The Tenets of Teneurin: Conserved Mechanisms Regulate Diverse Developmental Processes in the Nervous System.

Front Neurosci 2019 30;13:27. Epub 2019 Jan 30.

Department of Neuroscience, Thomas Jefferson University, Philadelphia, PA, United States.

To successfully integrate a neuron into a circuit, a myriad of developmental events must occur correctly and in the correct order. Neurons must be born and grow out toward a destination, responding to guidance cues to direct their path. Once arrived, each neuron must segregate to the correct sub-region before sorting through a milieu of incorrect partners to identify the correct partner with which they can connect.
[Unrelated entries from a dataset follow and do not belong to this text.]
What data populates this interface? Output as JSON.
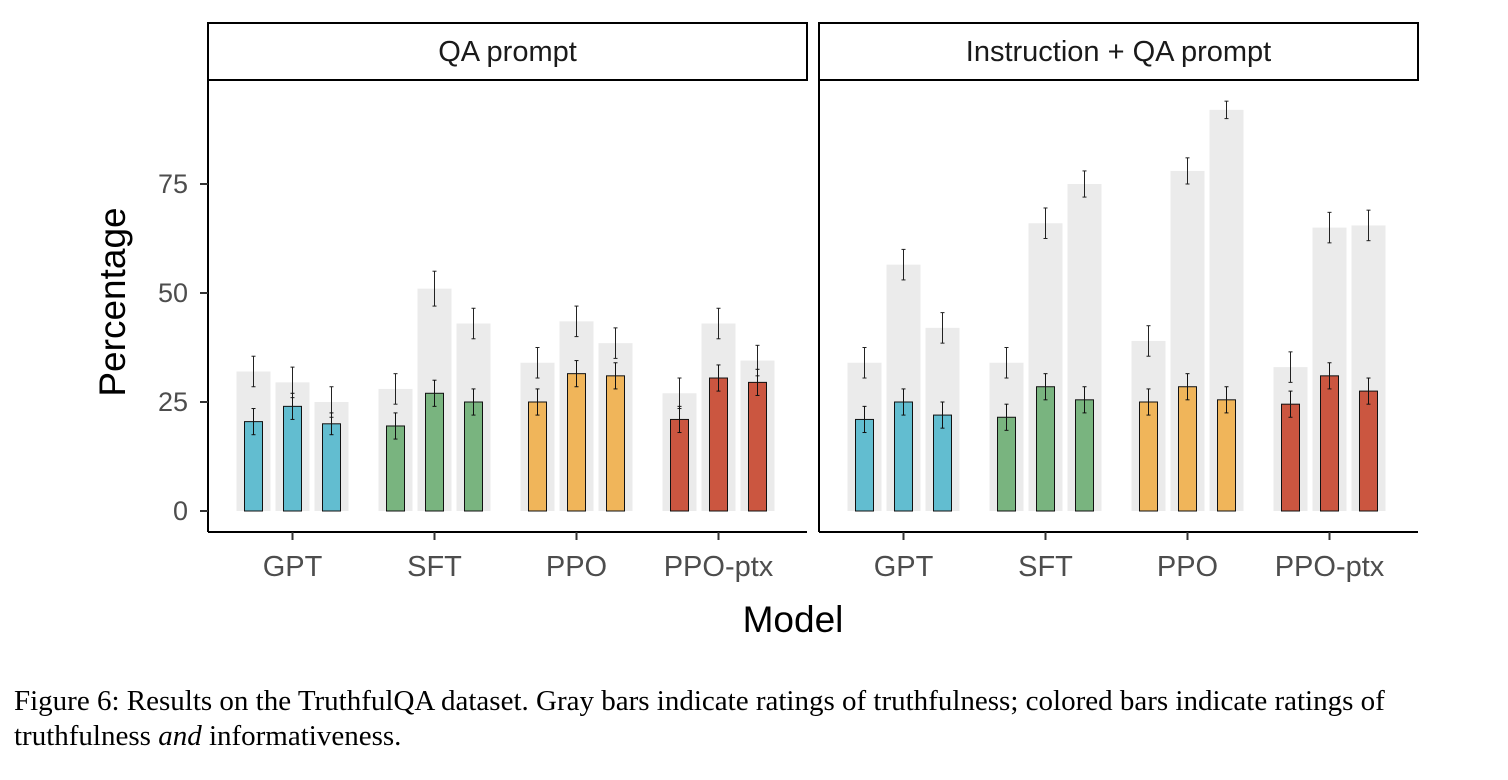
{
  "chart_data": {
    "type": "bar",
    "title": "",
    "xlabel": "Model",
    "ylabel": "Percentage",
    "ylim": [
      0,
      100
    ],
    "yticks": [
      0,
      25,
      50,
      75
    ],
    "categories": [
      "GPT",
      "SFT",
      "PPO",
      "PPO-ptx"
    ],
    "category_colors": {
      "GPT": "#62bdd0",
      "SFT": "#79b47f",
      "PPO": "#f0b55a",
      "PPO-ptx": "#cb5640"
    },
    "gray_bar_color": "#ebebeb",
    "bars_per_category": 3,
    "panels": [
      {
        "title": "QA prompt",
        "series": [
          {
            "name": "Truthfulness",
            "color": "gray",
            "values": {
              "GPT": [
                32,
                29.5,
                25
              ],
              "SFT": [
                28,
                51,
                43
              ],
              "PPO": [
                34,
                43.5,
                38.5
              ],
              "PPO-ptx": [
                27,
                43,
                34.5
              ]
            },
            "errors": {
              "GPT": [
                3.5,
                3.5,
                3.5
              ],
              "SFT": [
                3.5,
                4,
                3.5
              ],
              "PPO": [
                3.5,
                3.5,
                3.5
              ],
              "PPO-ptx": [
                3.5,
                3.5,
                3.5
              ]
            }
          },
          {
            "name": "Truthfulness and informativeness",
            "color": "category",
            "values": {
              "GPT": [
                20.5,
                24,
                20
              ],
              "SFT": [
                19.5,
                27,
                25
              ],
              "PPO": [
                25,
                31.5,
                31
              ],
              "PPO-ptx": [
                21,
                30.5,
                29.5
              ]
            },
            "errors": {
              "GPT": [
                3,
                3,
                2.5
              ],
              "SFT": [
                3,
                3,
                3
              ],
              "PPO": [
                3,
                3,
                3
              ],
              "PPO-ptx": [
                3,
                3,
                3
              ]
            }
          }
        ]
      },
      {
        "title": "Instruction + QA prompt",
        "series": [
          {
            "name": "Truthfulness",
            "color": "gray",
            "values": {
              "GPT": [
                34,
                56.5,
                42
              ],
              "SFT": [
                34,
                66,
                75
              ],
              "PPO": [
                39,
                78,
                92
              ],
              "PPO-ptx": [
                33,
                65,
                65.5
              ]
            },
            "errors": {
              "GPT": [
                3.5,
                3.5,
                3.5
              ],
              "SFT": [
                3.5,
                3.5,
                3
              ],
              "PPO": [
                3.5,
                3,
                2
              ],
              "PPO-ptx": [
                3.5,
                3.5,
                3.5
              ]
            }
          },
          {
            "name": "Truthfulness and informativeness",
            "color": "category",
            "values": {
              "GPT": [
                21,
                25,
                22
              ],
              "SFT": [
                21.5,
                28.5,
                25.5
              ],
              "PPO": [
                25,
                28.5,
                25.5
              ],
              "PPO-ptx": [
                24.5,
                31,
                27.5
              ]
            },
            "errors": {
              "GPT": [
                3,
                3,
                3
              ],
              "SFT": [
                3,
                3,
                3
              ],
              "PPO": [
                3,
                3,
                3
              ],
              "PPO-ptx": [
                3,
                3,
                3
              ]
            }
          }
        ]
      }
    ]
  },
  "caption": {
    "part1": "Figure 6: Results on the TruthfulQA dataset. Gray bars indicate ratings of truthfulness; colored bars indicate ratings of truthfulness ",
    "emphasis": "and",
    "part2": " informativeness."
  }
}
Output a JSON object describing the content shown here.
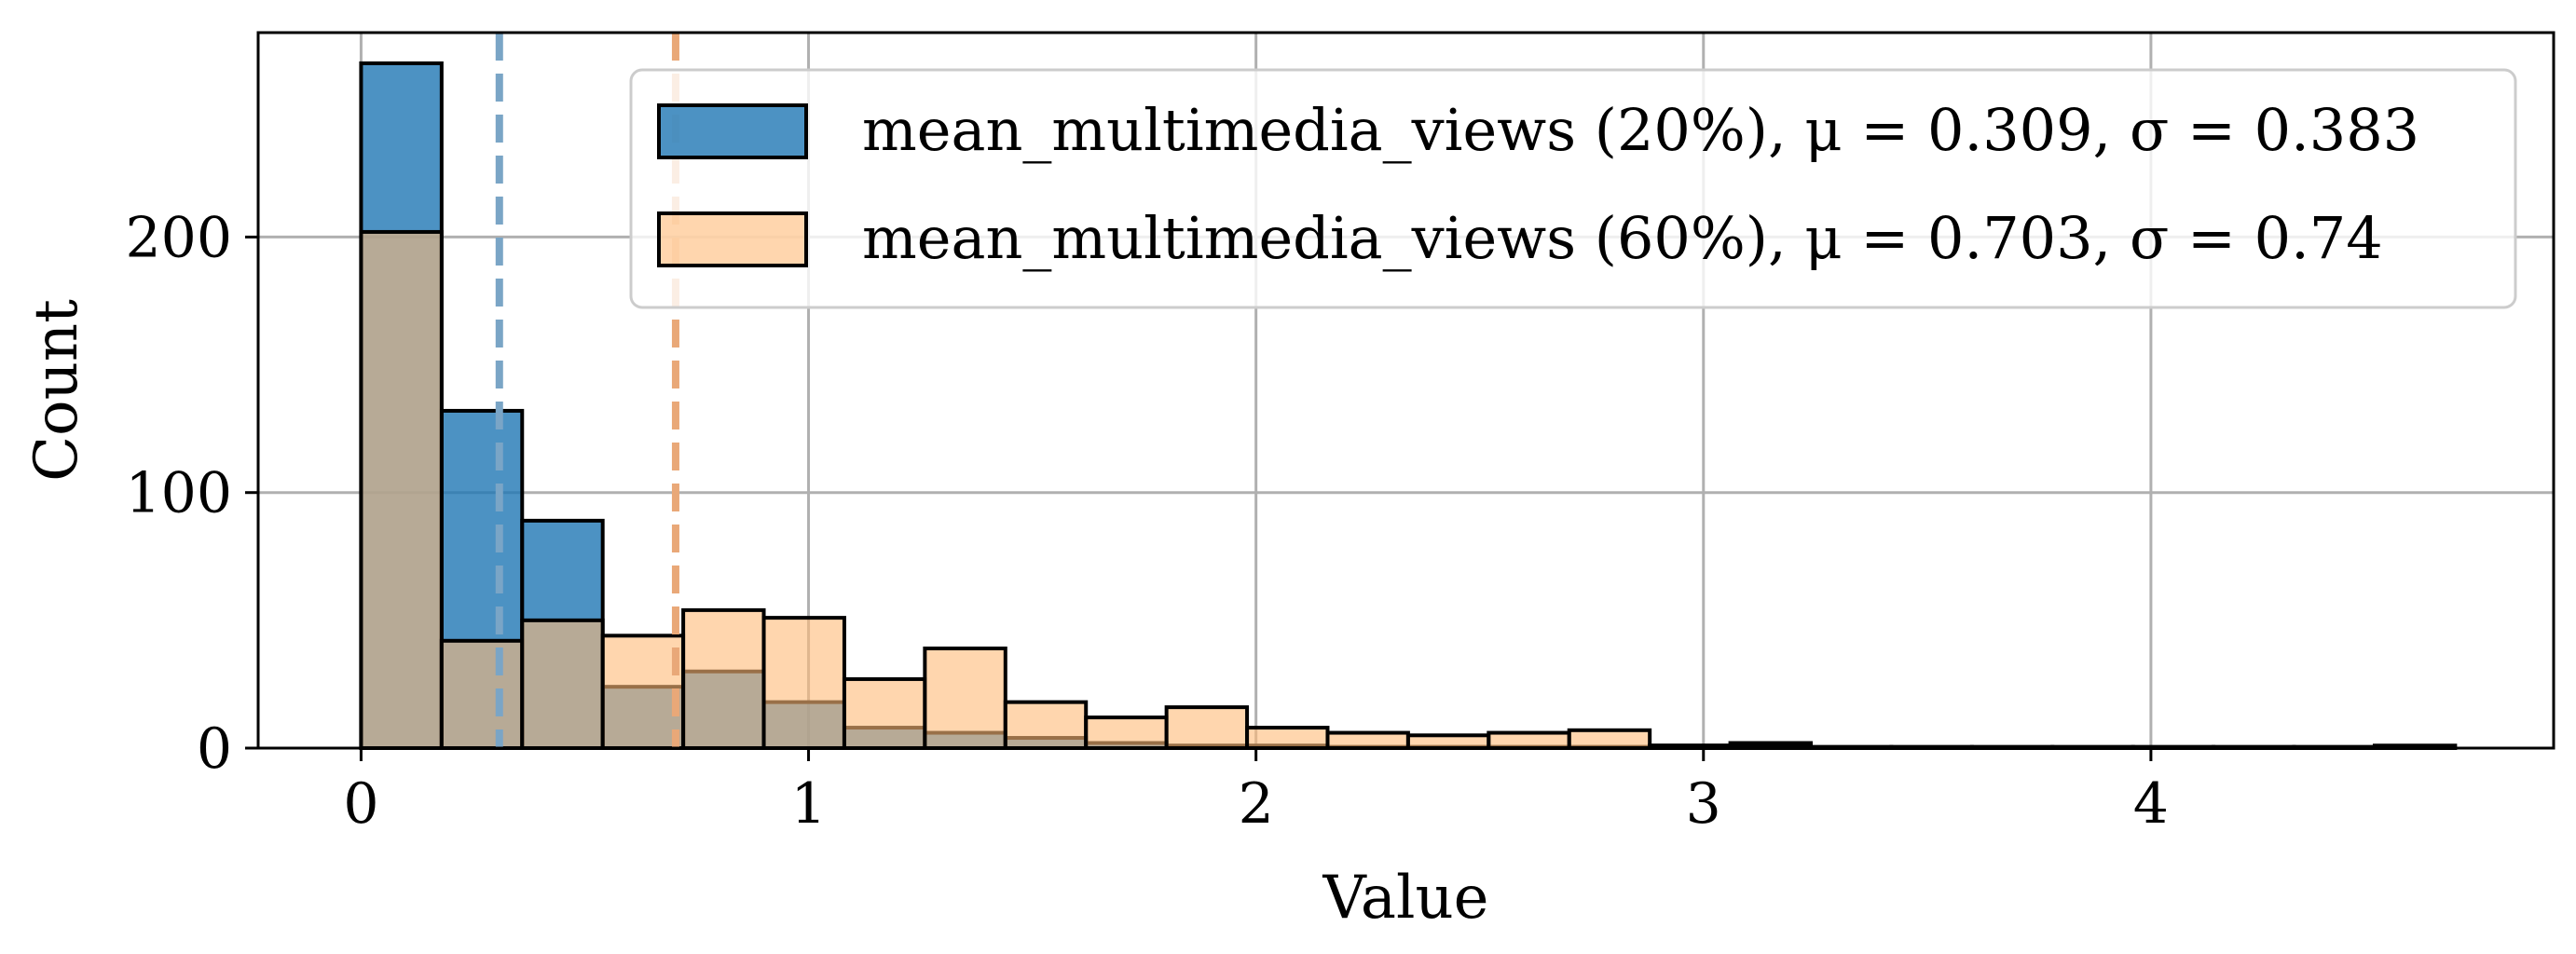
{
  "chart_data": {
    "type": "histogram",
    "xlabel": "Value",
    "ylabel": "Count",
    "xlim": [
      -0.23,
      4.9
    ],
    "ylim": [
      0,
      280
    ],
    "xticks": [
      0,
      1,
      2,
      3,
      4
    ],
    "yticks": [
      0,
      100,
      200
    ],
    "grid": true,
    "legend_position": "top-right",
    "bin_edges": [
      0.0,
      0.18,
      0.36,
      0.54,
      0.72,
      0.9,
      1.08,
      1.26,
      1.44,
      1.62,
      1.8,
      1.98,
      2.16,
      2.34,
      2.52,
      2.7,
      2.88,
      3.06,
      3.24,
      3.42,
      3.6,
      3.78,
      3.96,
      4.14,
      4.32,
      4.5,
      4.68
    ],
    "series": [
      {
        "name": "mean_multimedia_views (20%), μ = 0.309, σ = 0.383",
        "color": "#1f77b4",
        "mean": 0.309,
        "sigma": 0.383,
        "counts": [
          268,
          132,
          89,
          24,
          30,
          18,
          8,
          6,
          4,
          2,
          1,
          1,
          0.5,
          0.5,
          0.5,
          0.5,
          1,
          2,
          0.5,
          0.5,
          0.5,
          0.5,
          0.5,
          0.5,
          0.5,
          1
        ]
      },
      {
        "name": "mean_multimedia_views (60%), μ = 0.703, σ = 0.74",
        "color": "#ffbb78",
        "mean": 0.703,
        "sigma": 0.74,
        "counts": [
          202,
          42,
          50,
          44,
          54,
          51,
          27,
          39,
          18,
          12,
          16,
          8,
          6,
          5,
          6,
          7,
          1,
          1,
          0,
          0,
          0,
          0,
          0,
          0,
          0,
          0
        ]
      }
    ]
  }
}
Finally, the neuron must make a synaptic connection with their correct partner; a connection that needs to be broadly maintained throughout the life of the animal while remaining responsive to modes of plasticity and pruning. Though many intricate molecular mechanisms have been discovered to regulate each step, recent work showed that a single family of proteins, the Teneurins, regulates a host of these developmental steps in - an example of biological adaptive reuse. Teneurins first influence axon guidance during early development. Once neurons arrive in their target regions, Teneurins enable partner matching and synapse formation in both the central and peripheral nervous systems. Despite these diverse processes and systems, the Teneurins use conserved mechanisms to achieve these goals, as defined by three tenets: (1) transsynaptic interactions with each other, (2) membrane stabilization via an interaction with and regulation of the cytoskeleton, and (3) a role for presynaptic Ten-a in regulating synaptic function. These processes are further distinguished by (1) the nature of the transsynaptic interaction - homophilic interactions (between the same Teneurins) to engage partner matching and heterophilic interactions (between different Teneurins) to enable synaptic connectivity and the proper apposition of pre- and postsynaptic sites and (2) the location of cytoskeletal regulation (presynaptic cytoskeletal regulation in the CNS and postsynaptic regulation of the cytoskeleton at the NMJ). Thus, both the roles and the mechanisms governing them are conserved across processes and synapses. Here, we will highlight the contributions of synaptic biology to our understanding of the Teneurins, discuss the mechanistic conservation that allows the Teneurins to achieve common neurodevelopmental goals, and present new data in support of these points. Finally, we will posit the next steps for understanding how this remarkably versatile family of proteins functions to control multiple distinct events in the creation of a nervous system.